Heinrich Schmidt (physician)

Ernst Heinrich Schmidt ( born March 27, 1912 in Altenburg, † November 28, 2000 in Celle) was a German SS -Hauptsturmführer and used as a camp doctor in the concentration camps.

Biography

Schmidt, who earned his doctorate in 1937 at the University of Leipzig as a Doctor of Medicine, was a member of the NSDAP ( Mitgliedsnr. 555 294 ) and SS ( Mitgliedsnr. 23.069 ). After the outbreak of World War II Schmidt was first used in a military hospital of the Waffen- SS.

Schmidt 1941 was camp doctor in the concentration camp Buchenwald and was transferred from there in June 1942 in the concentration camp at Majdanek. In October 1943, Schmidt was the first camp doctor in the concentration camp Gross-Rosen and was transferred in September 1944 in the Dachau concentration camp. Between March 1945 and early April 1945 acted Schmidt as camp doctor in the outer bearing Boelkekaserne of Mittelbau concentration camp in Nordhausen. During the evacuation of the Mittelbau Schmidt came on 8 or 9 April in the concentration camp Bergen- Belsen, which was taken over by members of the British army on 14 April. Schmidt said as Alfred Kurzke as a witness in the Bergen- Belsen Trial on 25 October 1945. At this time he was a senior physician in the DP camp at Bergen- Belsen.

Later he was arrested and in the Dachau Dora - process, which took place as part of the Dachau trials of 7 August 1947 to 30 December 1947 and acquitted.
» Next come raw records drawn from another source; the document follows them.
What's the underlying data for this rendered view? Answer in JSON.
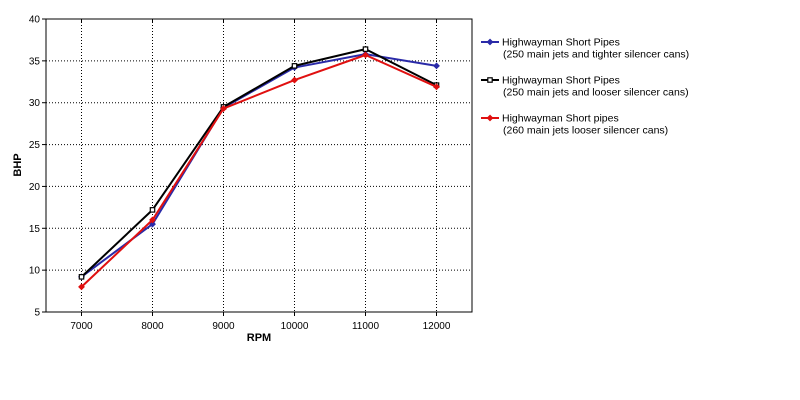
{
  "chart_data": {
    "type": "line",
    "title": "",
    "xlabel": "RPM",
    "ylabel": "BHP",
    "x": [
      7000,
      8000,
      9000,
      10000,
      11000,
      12000
    ],
    "xlim": [
      6500,
      12500
    ],
    "ylim": [
      5,
      40
    ],
    "y_ticks": [
      5,
      10,
      15,
      20,
      25,
      30,
      35,
      40
    ],
    "x_tick_labels": [
      "7000",
      "8000",
      "9000",
      "10000",
      "11000",
      "12000"
    ],
    "y_tick_labels": [
      "5",
      "10",
      "15",
      "20",
      "25",
      "30",
      "35",
      "40"
    ],
    "grid": "dotted",
    "legend_position": "right",
    "series": [
      {
        "name": "Highwayman Short Pipes",
        "name_line2": "(250 main jets and tighter silencer cans)",
        "color": "#2a2aa8",
        "marker": "diamond",
        "values": [
          9.2,
          15.5,
          29.4,
          34.2,
          35.8,
          34.4
        ]
      },
      {
        "name": "Highwayman Short Pipes",
        "name_line2": "(250 main jets and looser silencer cans)",
        "color": "#000000",
        "marker": "square",
        "values": [
          9.2,
          17.2,
          29.5,
          34.4,
          36.4,
          32.1
        ]
      },
      {
        "name": "Highwayman Short pipes",
        "name_line2": "(260 main jets looser silencer cans)",
        "color": "#e01010",
        "marker": "diamond",
        "values": [
          8.0,
          16.0,
          29.3,
          32.7,
          35.7,
          31.9
        ]
      }
    ]
  }
}
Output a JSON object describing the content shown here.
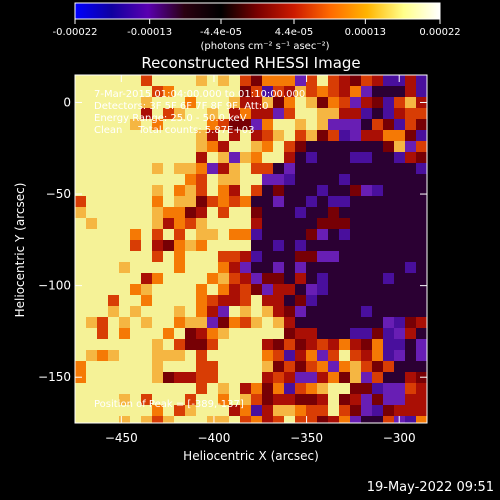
{
  "colorbar": {
    "tick_labels": [
      "-0.00022",
      "-0.00013",
      "-4.4e-05",
      "4.4e-05",
      "0.00013",
      "0.00022"
    ],
    "tick_values": [
      -0.00022,
      -0.00013,
      -4.4e-05,
      4.4e-05,
      0.00013,
      0.00022
    ],
    "range": [
      -0.00022,
      0.00022
    ],
    "unit_label": "(photons cm⁻² s⁻¹ asec⁻²)",
    "stops": [
      "#0000ff",
      "#1000a0",
      "#5a00b0",
      "#2a0010",
      "#000000",
      "#7a0000",
      "#cc1a00",
      "#ff6a00",
      "#ffb400",
      "#ffff8a",
      "#ffffff"
    ]
  },
  "chart_data": {
    "type": "heatmap",
    "title": "Reconstructed RHESSI Image",
    "xlabel": "Heliocentric X (arcsec)",
    "ylabel": "Heliocentric Y (arcsec)",
    "xlim": [
      -475,
      -285
    ],
    "ylim": [
      -175,
      15
    ],
    "x_ticks": [
      -450,
      -400,
      -350,
      -300
    ],
    "y_ticks": [
      0,
      -50,
      -100,
      -150
    ],
    "x_tick_labels": [
      "−450",
      "−400",
      "−350",
      "−300"
    ],
    "y_tick_labels": [
      "0",
      "−50",
      "−100",
      "−150"
    ],
    "annotations": [
      "7-Mar-2015 01:04:00.000 to 01:10:00.000",
      "Detectors: 3F 5F 6F 7F 8F 9F, Att:0",
      "Energy Range: 25.0 - 50.0 keV",
      "Clean     Total counts: 5.87E+03"
    ],
    "peak_text": "Position of Peak = [-389,-137]",
    "peak": [
      -389,
      -137
    ]
  },
  "footer": {
    "timestamp": "19-May-2022 09:51"
  }
}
After a re-arrest, he was indicted on 26 November 1975 by the Landgericht Dusseldorf in the so-called Majdanek trial for joint accessory to murder of at least eight prisoners on grounds of attending selections for the gas chamber. Presumed Innocent was Schmidt, who was wanted in Poland for murder, acquitted on 20 March 1979, was released from prison on April 19, 1979.

Schmidt said to have lived in Uetze 1985.